Deep learning, a class of machine learning, has recently emerged as a useful technique for performing complex tasks on specific data using multilayered artificial neural networks. It has been successfully applied in image resolution enhancement, image processing, classification, among others. Lately, it has also been identified as a promising and useful tool for correcting aberrations. To this note, Professor Weibo wang’s team from the Harbin Institute of Technology presented an artificial neural networks-based computation strategy to correct the refractive mismatch-induced aberrations. The research was motivated by the hypothesis that microscopic images with refractive index mismatch-induced aberrations can reveal more useful information when the aberrations are compensated by capturing nonlinear relationships over large image areas. Their work is currently published in the journal, Optics Express.

In their approach, a laser scanning microscope consisting of two subsystems: focusing of incident light and imaging of fluorescent emission signal was used. Based on the established point spread function model, the refractive indices mismatched images were generated at different imaging depths. A deep neural network was trained to demonstrate the refractive index mismatch correction for radially polarized illuminations. The obtained results were compared with those obtained by image deconvolution methods using spatial frequency spectrum analysis and structural similarity index. Subsequently, the generalization of the trained network model was tested with new samples not initially included in the procedure to validate its feasibility.
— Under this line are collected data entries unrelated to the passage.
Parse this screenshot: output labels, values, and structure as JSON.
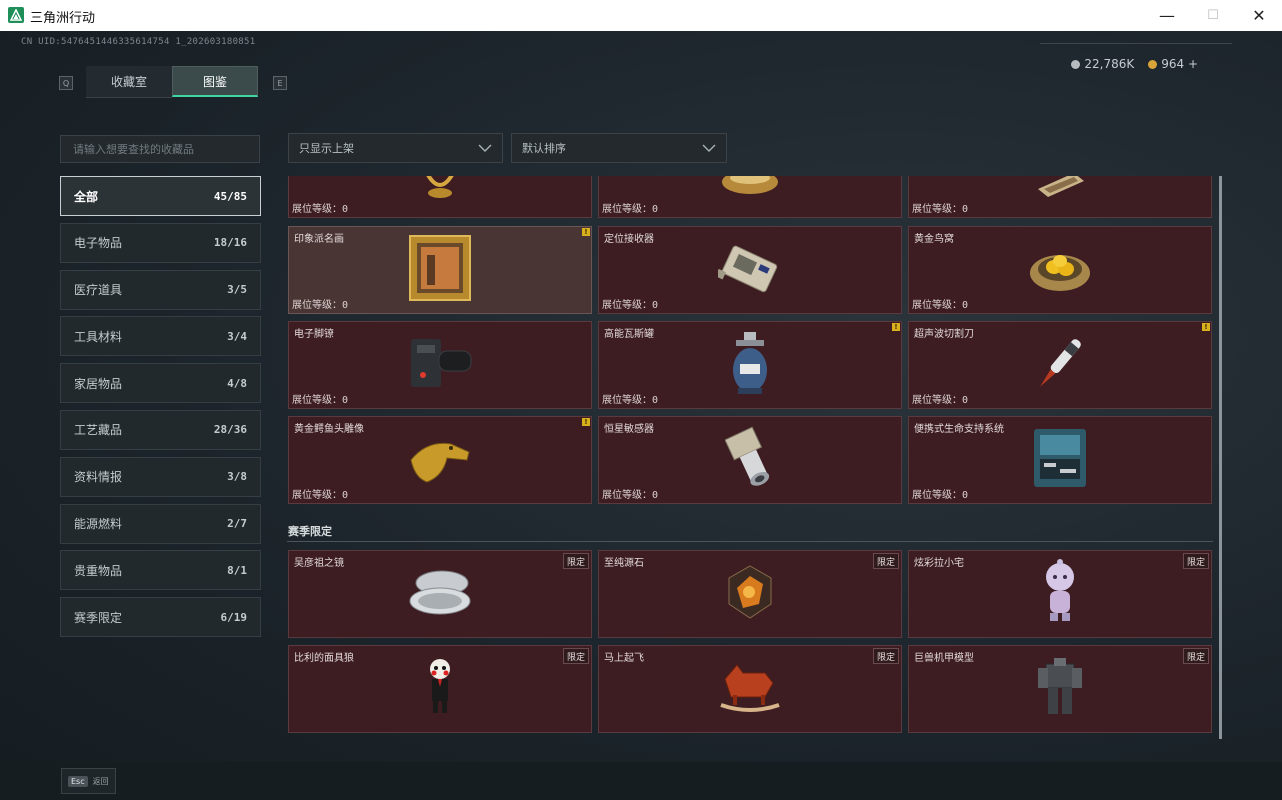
{
  "window": {
    "title": "三角洲行动",
    "minimize": "—",
    "maximize": "☐",
    "close": "✕"
  },
  "header": {
    "uid": "CN UID:5476451446335614754 1_202603180851",
    "key_left": "Q",
    "key_right": "E",
    "tabs": [
      {
        "label": "收藏室",
        "active": false
      },
      {
        "label": "图鉴",
        "active": true
      }
    ],
    "currency": [
      {
        "value": "22,786K",
        "color": "#b7bcc0"
      },
      {
        "value": "964 +",
        "color": "#d9a43a"
      }
    ]
  },
  "search": {
    "placeholder": "请输入想要查找的收藏品"
  },
  "filters": {
    "shelf": "只显示上架",
    "sort": "默认排序"
  },
  "categories": [
    {
      "label": "全部",
      "count": "45/85",
      "active": true
    },
    {
      "label": "电子物品",
      "count": "18/16"
    },
    {
      "label": "医疗道具",
      "count": "3/5"
    },
    {
      "label": "工具材料",
      "count": "3/4"
    },
    {
      "label": "家居物品",
      "count": "4/8"
    },
    {
      "label": "工艺藏品",
      "count": "28/36"
    },
    {
      "label": "资料情报",
      "count": "3/8"
    },
    {
      "label": "能源燃料",
      "count": "2/7"
    },
    {
      "label": "贵重物品",
      "count": "8/1"
    },
    {
      "label": "赛季限定",
      "count": "6/19"
    }
  ],
  "level_label": "展位等级：",
  "top_partial": [
    {
      "level": "0",
      "icon": "golden-statue-icon"
    },
    {
      "level": "0",
      "icon": "gold-urn-icon"
    },
    {
      "level": "0",
      "icon": "map-document-icon"
    }
  ],
  "items": [
    {
      "name": "印象派名画",
      "level": "0",
      "badge": "!",
      "highlight": true,
      "icon": "framed-painting-icon"
    },
    {
      "name": "定位接收器",
      "level": "0",
      "icon": "gps-receiver-icon"
    },
    {
      "name": "黄金鸟窝",
      "level": "0",
      "icon": "golden-nest-icon"
    },
    {
      "name": "电子脚镣",
      "level": "0",
      "icon": "ankle-monitor-icon"
    },
    {
      "name": "高能瓦斯罐",
      "level": "0",
      "badge": "!",
      "icon": "gas-canister-icon"
    },
    {
      "name": "超声波切割刀",
      "level": "0",
      "badge": "!",
      "icon": "ultrasonic-cutter-icon"
    },
    {
      "name": "黄金鳄鱼头雕像",
      "level": "0",
      "badge": "!",
      "icon": "golden-crocodile-icon"
    },
    {
      "name": "恒星敏感器",
      "level": "0",
      "icon": "star-sensor-icon"
    },
    {
      "name": "便携式生命支持系统",
      "level": "0",
      "icon": "life-support-icon"
    }
  ],
  "season_section": {
    "title": "赛季限定",
    "tag": "限定",
    "items": [
      {
        "name": "吴彦祖之镜",
        "icon": "compact-mirror-icon"
      },
      {
        "name": "至纯源石",
        "icon": "source-stone-icon"
      },
      {
        "name": "炫彩拉小宅",
        "icon": "figurine-icon"
      },
      {
        "name": "比利的面具狼",
        "icon": "puppet-icon"
      },
      {
        "name": "马上起飞",
        "icon": "rocking-horse-icon"
      },
      {
        "name": "巨兽机甲模型",
        "icon": "mech-model-icon"
      }
    ]
  },
  "footer": {
    "key": "Esc",
    "label": "返回"
  }
}
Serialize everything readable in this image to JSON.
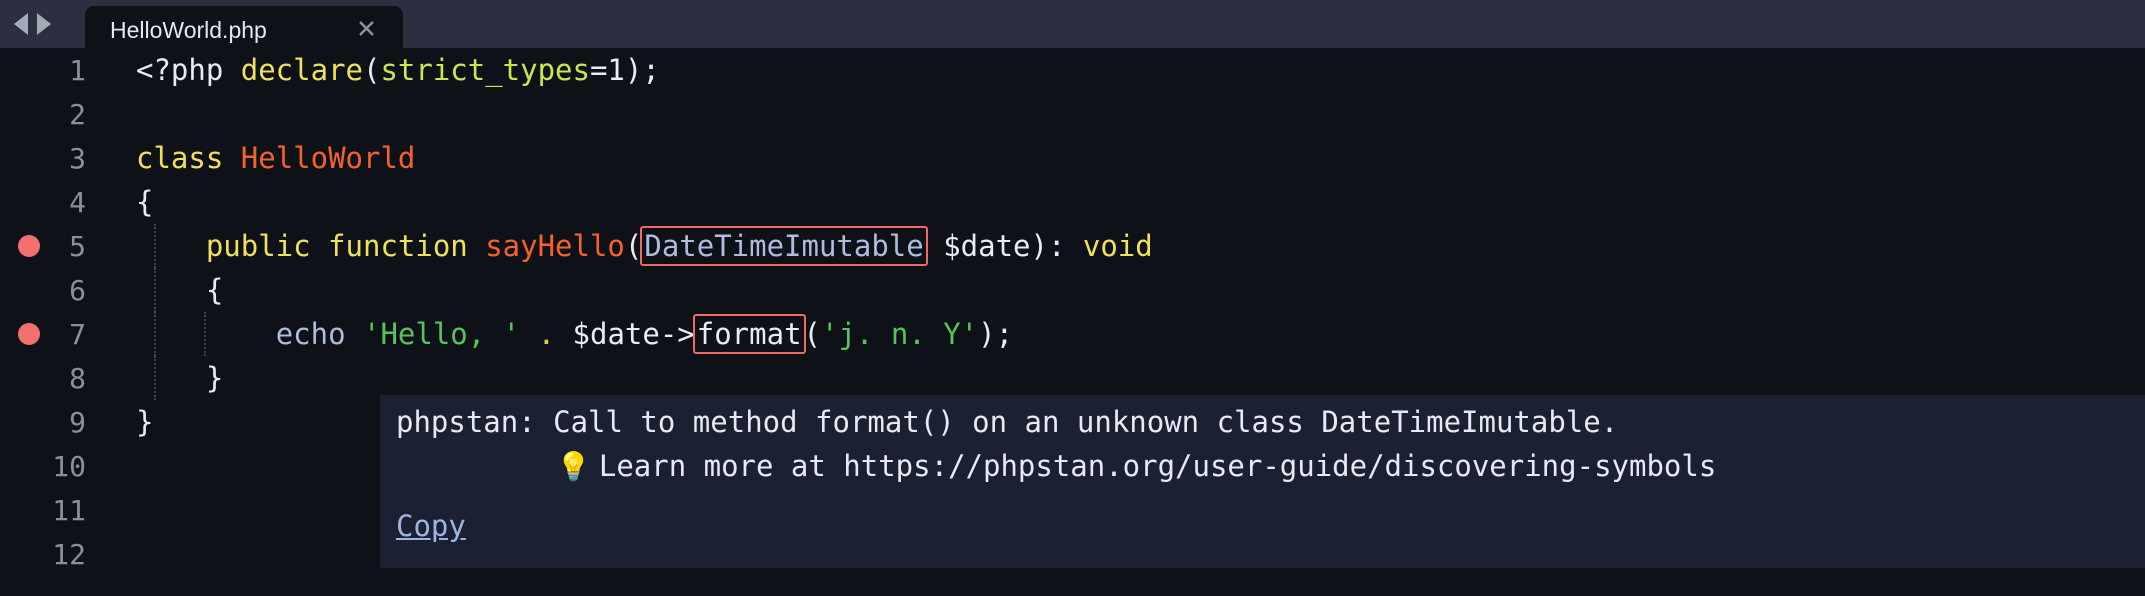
{
  "tabbar": {
    "nav_back_icon": "arrow-left-icon",
    "nav_forward_icon": "arrow-right-icon",
    "active_tab": "HelloWorld.php",
    "close_glyph": "✕"
  },
  "editor": {
    "background": "#0f1119",
    "gutter_color": "#8a8f9e",
    "breakpoint_color": "#f2706e",
    "lines": [
      {
        "n": "1",
        "breakpoint": false
      },
      {
        "n": "2",
        "breakpoint": false
      },
      {
        "n": "3",
        "breakpoint": false
      },
      {
        "n": "4",
        "breakpoint": false
      },
      {
        "n": "5",
        "breakpoint": true
      },
      {
        "n": "6",
        "breakpoint": false
      },
      {
        "n": "7",
        "breakpoint": true
      },
      {
        "n": "8",
        "breakpoint": false
      },
      {
        "n": "9",
        "breakpoint": false
      },
      {
        "n": "10",
        "breakpoint": false
      },
      {
        "n": "11",
        "breakpoint": false
      },
      {
        "n": "12",
        "breakpoint": false
      }
    ],
    "code": {
      "l1_open": "<?php ",
      "l1_declare": "declare",
      "l1_paren": "(",
      "l1_strict": "strict_types",
      "l1_tail": "=1);",
      "l3_class": "class",
      "l3_space": " ",
      "l3_name": "HelloWorld",
      "l4_brace": "{",
      "l5_indent": "    ",
      "l5_public": "public function",
      "l5_space": " ",
      "l5_method": "sayHello",
      "l5_lparen": "(",
      "l5_type": "DateTimeImutable",
      "l5_arg": " $date): ",
      "l5_void": "void",
      "l6_brace": "    {",
      "l7_indent": "        ",
      "l7_echo": "echo",
      "l7_sp": " ",
      "l7_str1": "'Hello, '",
      "l7_sp2": " ",
      "l7_dot": ".",
      "l7_var": " $date->",
      "l7_format": "format",
      "l7_lparen": "(",
      "l7_str2": "'j. n. Y'",
      "l7_tail": ");",
      "l8_brace": "    }",
      "l9_brace": "}"
    },
    "error_border_color": "#ef6a62"
  },
  "tooltip": {
    "background": "#1b2032",
    "message": "phpstan: Call to method format() on an unknown class DateTimeImutable.",
    "bulb_icon": "💡",
    "hint": "Learn more at https://phpstan.org/user-guide/discovering-symbols",
    "copy_label": "Copy"
  }
}
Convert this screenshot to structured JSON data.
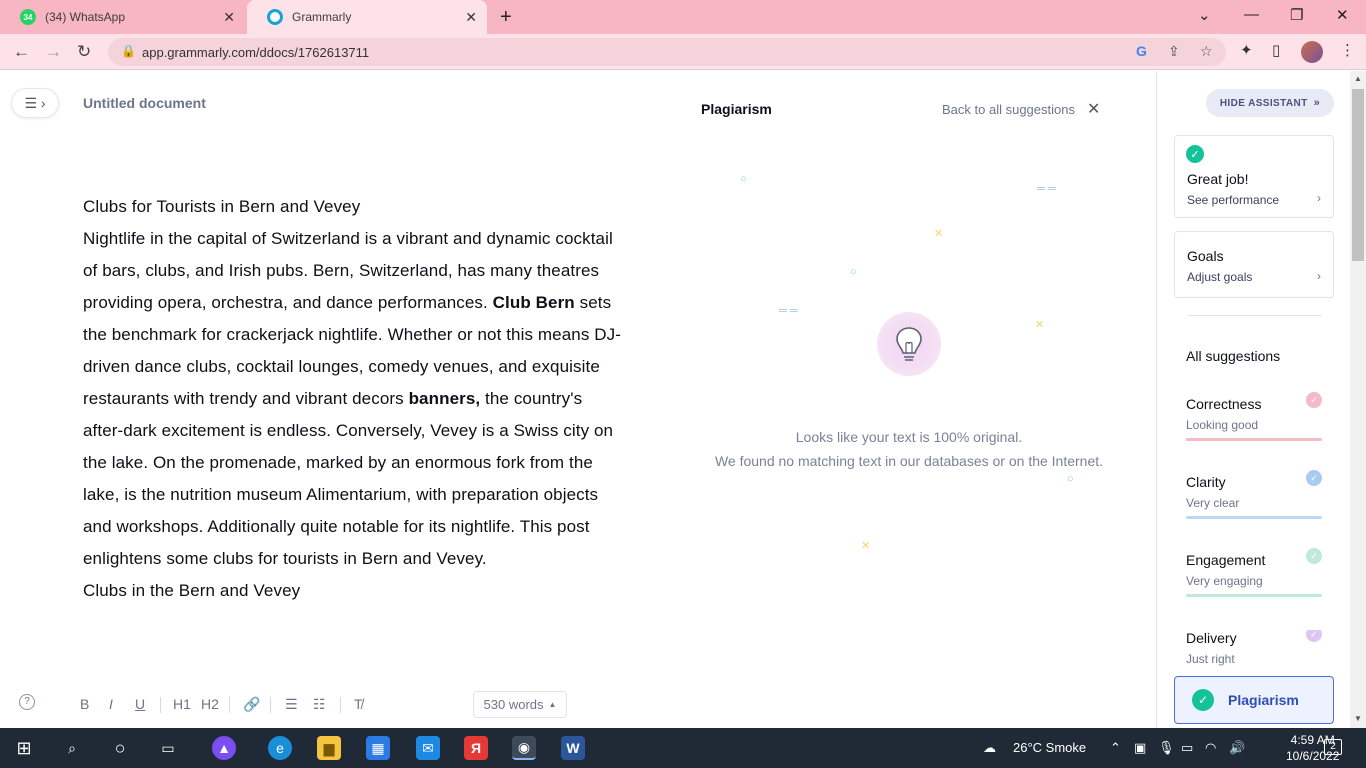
{
  "browser": {
    "tabs": [
      {
        "label": "(34) WhatsApp",
        "badge": "34",
        "active": false
      },
      {
        "label": "Grammarly",
        "active": true
      }
    ],
    "url": "app.grammarly.com/ddocs/1762613711"
  },
  "editor": {
    "doc_title": "Untitled document",
    "heading": "Clubs for Tourists in Bern and Vevey",
    "para_part1": "Nightlife in the capital of Switzerland is a vibrant and dynamic cocktail of bars, clubs, and Irish pubs. Bern, Switzerland, has many theatres providing opera, orchestra, and dance performances. ",
    "para_bold1": "Club Bern",
    "para_part2": " sets the benchmark for crackerjack nightlife. Whether or not this means DJ-driven dance clubs, cocktail lounges, comedy venues, and exquisite restaurants with trendy and vibrant decors ",
    "para_bold2": "banners,",
    "para_part3": " the country's after-dark excitement is endless. Conversely, Vevey is a Swiss city on the lake. On the promenade, marked by an enormous fork from the lake, is the nutrition museum Alimentarium, with preparation objects and workshops. Additionally quite notable for its nightlife. This post enlightens some clubs for tourists in Bern and Vevey.",
    "subheading": "Clubs in the Bern and Vevey",
    "toolbar": {
      "bold": "B",
      "italic": "I",
      "underline": "U",
      "h1": "H1",
      "h2": "H2",
      "word_count": "530 words"
    }
  },
  "plagiarism": {
    "title": "Plagiarism",
    "back": "Back to all suggestions",
    "message_line1": "Looks like your text is 100% original.",
    "message_line2": "We found no matching text in our databases or on the Internet."
  },
  "assistant": {
    "hide_label": "HIDE ASSISTANT",
    "great_job": "Great job!",
    "see_performance": "See performance",
    "goals": "Goals",
    "adjust_goals": "Adjust goals",
    "all_suggestions": "All suggestions",
    "categories": [
      {
        "name": "Correctness",
        "status": "Looking good",
        "color": "#f0839b"
      },
      {
        "name": "Clarity",
        "status": "Very clear",
        "color": "#7fb2ea"
      },
      {
        "name": "Engagement",
        "status": "Very engaging",
        "color": "#8ddbc2"
      },
      {
        "name": "Delivery",
        "status": "Just right",
        "color": "#c9a6ea"
      }
    ],
    "plagiarism_label": "Plagiarism"
  },
  "taskbar": {
    "weather": "26°C  Smoke",
    "time": "4:59 AM",
    "date": "10/6/2022",
    "notifications": "2"
  },
  "colors": {
    "grammarly_green": "#15c39a",
    "tab_bar": "#f7b6c2",
    "accent_blue": "#4a6ee0"
  }
}
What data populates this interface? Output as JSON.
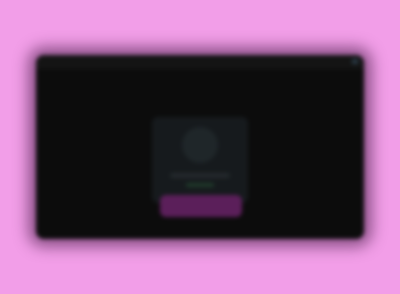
{
  "window": {
    "title": ""
  },
  "card": {
    "heading": "",
    "subtext": ""
  },
  "action": {
    "label": ""
  },
  "colors": {
    "background": "#f29ee8",
    "window": "#0e0e0e",
    "card": "#161a1d",
    "button": "#5b1f5a"
  }
}
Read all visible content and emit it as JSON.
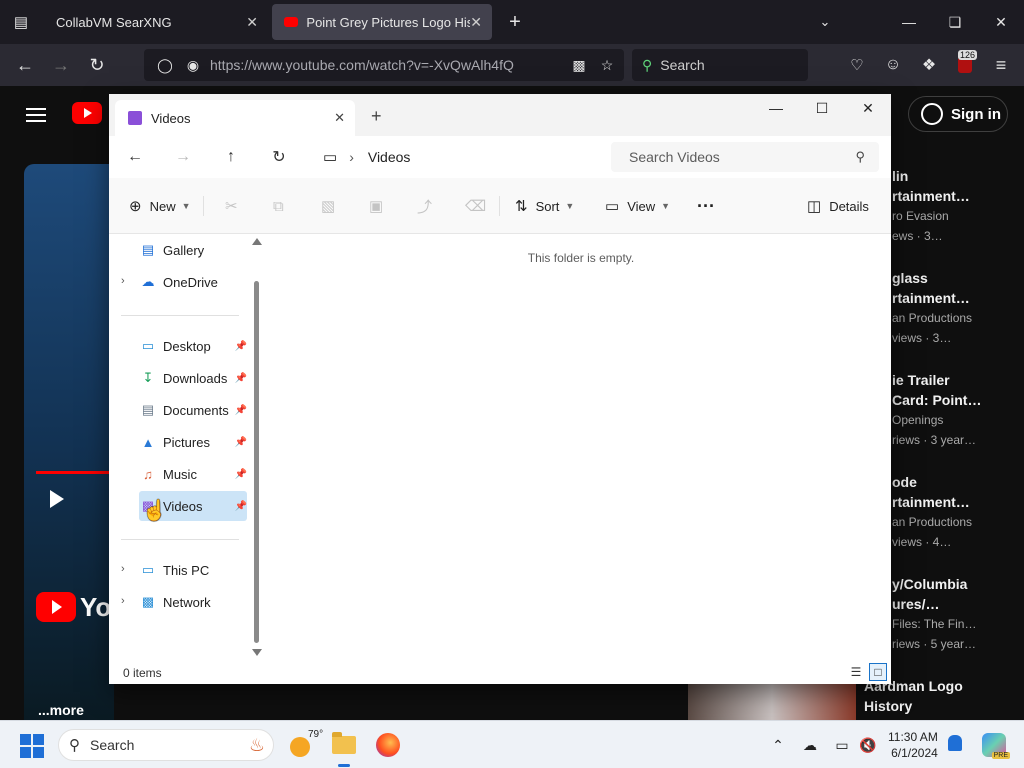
{
  "browser": {
    "tabs": [
      {
        "title": "CollabVM SearXNG",
        "active": false
      },
      {
        "title": "Point Grey Pictures Logo Histor",
        "active": true
      }
    ],
    "url": "https://www.youtube.com/watch?v=-XvQwAlh4fQ",
    "search_placeholder": "Search",
    "extension_badge": "126"
  },
  "youtube": {
    "sign_in": "Sign in",
    "more": "...more",
    "logo_text": "You",
    "suggestions": [
      {
        "title1": "lin",
        "title2": "rtainment…",
        "meta1": "ro Evasion",
        "meta2": "ews · 3…"
      },
      {
        "title1": "glass",
        "title2": "rtainment…",
        "meta1": "an Productions",
        "meta2": "views · 3…"
      },
      {
        "title1": "ie Trailer",
        "title2": "Card: Point…",
        "meta1": "Openings",
        "meta2": "riews · 3 year…"
      },
      {
        "title1": "ode",
        "title2": "rtainment…",
        "meta1": "an Productions",
        "meta2": "views · 4…"
      },
      {
        "title1": "y/Columbia",
        "title2": "ures/…",
        "meta1": "Files: The Fin…",
        "meta2": "riews · 5 year…"
      }
    ],
    "last_suggestion": {
      "line1": "Aardman Logo",
      "line2": "History"
    }
  },
  "explorer": {
    "tab_title": "Videos",
    "breadcrumb": "Videos",
    "search_placeholder": "Search Videos",
    "toolbar": {
      "new": "New",
      "sort": "Sort",
      "view": "View",
      "more": "···",
      "details": "Details"
    },
    "sidebar": {
      "top": [
        {
          "label": "Gallery",
          "icon": "gallery-icon"
        },
        {
          "label": "OneDrive",
          "icon": "cloud-icon"
        }
      ],
      "quick": [
        {
          "label": "Desktop",
          "icon": "desktop-icon"
        },
        {
          "label": "Downloads",
          "icon": "download-icon"
        },
        {
          "label": "Documents",
          "icon": "document-icon"
        },
        {
          "label": "Pictures",
          "icon": "picture-icon"
        },
        {
          "label": "Music",
          "icon": "music-icon"
        },
        {
          "label": "Videos",
          "icon": "video-icon"
        }
      ],
      "bottom": [
        {
          "label": "This PC",
          "icon": "pc-icon"
        },
        {
          "label": "Network",
          "icon": "network-icon"
        }
      ]
    },
    "empty_message": "This folder is empty.",
    "status": "0 items"
  },
  "taskbar": {
    "search_label": "Search",
    "weather_temp": "79°",
    "time": "11:30 AM",
    "date": "6/1/2024",
    "copilot_badge": "PRE"
  }
}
Results showed that the proposed deep-learning-based method outperformed the widely used Richardson – Lucy deconvolution method at an imaging depth of 5 –50 µm. Consequently, the authors observed that the new network could accurately infer fine structures of new samples that were not part of the network’s training set through blind inference, a significant improvement compared to that achieved using the Richardson – Lucy deconvolution method. The cross-sections further revealed that the technique could correctly cover the information lost in the microscopy image due to refractive index mismatch-induced aberrations. Furthermore, the deep learning method exhibited several advantages in terms of structural simplicity, imaging speed, and cost. Additionally, it neither required additional hardware nor complicated wavefront sensing.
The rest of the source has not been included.